21.09.17 - Le 22 septembre 2017, cela fera 50 jours que le journaliste Hamza Yalçin est en détention en Espagne à la demande de la Turquie. Reporters sans frontières (RSF) réitère sa demande de ne pas l’extrader, et appelle Interpol à mieux se prémunir contre les recours abusifs de la Turquie et d’autres pays répressifs.
RSF dénonce régulièrement l’instrumentalisation d’Interpol par des régimes répressifs, prompts à lancer des “notices rouges” contre leurs critiques basés à l’étranger. L’exemple de Hamza Yalçin, incarcéré en Espagne depuis près de 50 jours, signale que cette pratique menace désormais aussi les nombreux journalistes turcs poussés à l’exil.
Hamza Yalçin n’aura pas droit à un procès équitable s’il est extradé
Le journaliste suédois d’origine turque Hamza Yalçin a été interpellé le 3 août à l’aéroport de Barcelone, sur la base d’une demande de la Turquie à Interpol. Il a été transféré le lendemain à la prison de Can Brians, en attendant que la justice espagnole reçoive une demande d’extradition officielle et statue à ce sujet.

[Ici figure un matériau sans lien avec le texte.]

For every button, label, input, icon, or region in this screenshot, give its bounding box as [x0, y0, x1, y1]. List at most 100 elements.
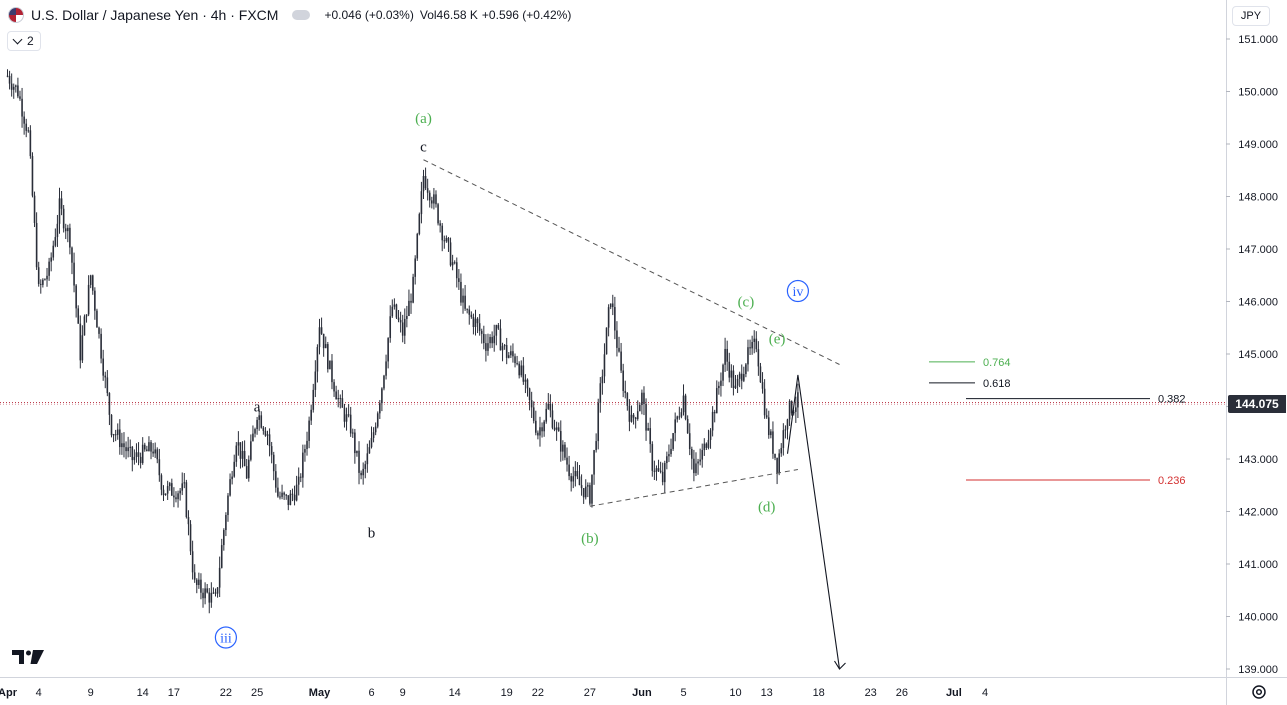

Accusé d’avoir appartenu à l’organisation terroriste THKP-C et d’avoir “insulté le président de la République turque” dans sa revue Odak, Hamza Yalcin risque jusqu'à 22 ans et 6 mois de prison en Turquie. Le célèbre juge Baltasar Garzón a annoncé qu’il le défendrait pro bono. Après avoir participé aux mouvements révolutionnaires turcs des années 70 et s'être échappé après six mois de prison pour ce motif en 1979, Hamza Yalçin a obtenu l’asile politique en Suède, dont il a reçu la nationalité en 2005.
RSF a immédiatement appelé à ne pas extrader Hamza Yalçin vers la Turquie, où le droit à un procès équitable n’est plus garanti pour les journalistes critiques. Avec plus de 100 d’entre eux derrière les barreaux, le plus souvent sous des accusations de “terrorisme”, la Turquie est la plus grande prison du monde pour les professionnels des médias. La plupart n’ont pas encore été jugés : ils croupissent en détention provisoire depuis près d’un an, et leurs demandes de remise en liberté sont systématiquement rejetées sans examen sérieux.
“Selon les accords internationaux, une personne ne saurait être extradée vers un pays où elle risque un procès injuste, la torture ou la peine de mort, souligne Macu de la Cruz, présidente par intérim de RSF Espagne. Si toutefois la justice ordonnait le renvoi de Hamza Yalçin en Turquie, il reviendrait au gouvernement espagnol de s’y opposer.”
L’urgence de poursuivre la réforme d’Interpol
Le nombre des “notices rouges”, ces mandats d’arrêts transmis par Interpol, a presque quintuplé en dix ans, passant de 2 804 en 2006 à 12 878 en 2016. Les Etats répressifs ont pris leur part dans cette tendance : RSF et d’autres organisations de défense des droits de l’homme dénoncent depuis plusieurs années une explosion des “notices rouges” politiques, visant à rattraper des dissidents en exil.
Les alertes de la société civile ont fini par aboutir à une prise de conscience : depuis 2015, Interpol a notamment commencé à renforcer son mécanisme d’appel. Mais beaucoup reste à faire, aussi bien pour mettre en œuvre ces réformes que pour mieux filtrer les demandes émanant d’États répressifs. C’est ce qu’a souligné l’Assemblée parlementaire du Conseil de l’Europe dans une résolution d’avril 2017, appelant Interpol à “continuer d’améliorer le système des notices rouges, de façon à prévenir les abus et à y remédier plus efficacement”.
“Des dizaines de journalistes turcs ont été contraints à l’exil depuis la tentative de putsch de juillet 2016 en Turquie, rappelle le responsable du bureau Europe de l’est et Asie centrale de RSF, Johann Bihr. Mais comme d’autres journalistes exilés de par le monde, ils sont désormais menacés par l’instrumentalisation politique d’Interpol. Il est urgent que l’organisation mène à leur terme les réformes engagées pour mieux se prémunir contre les recours abusifs de la Turquie et d’autres Etats répressifs.”
La Turquie occupe la 155e place sur 180 au Classement mondial 2017 de la liberté de la presse, établi par RSF.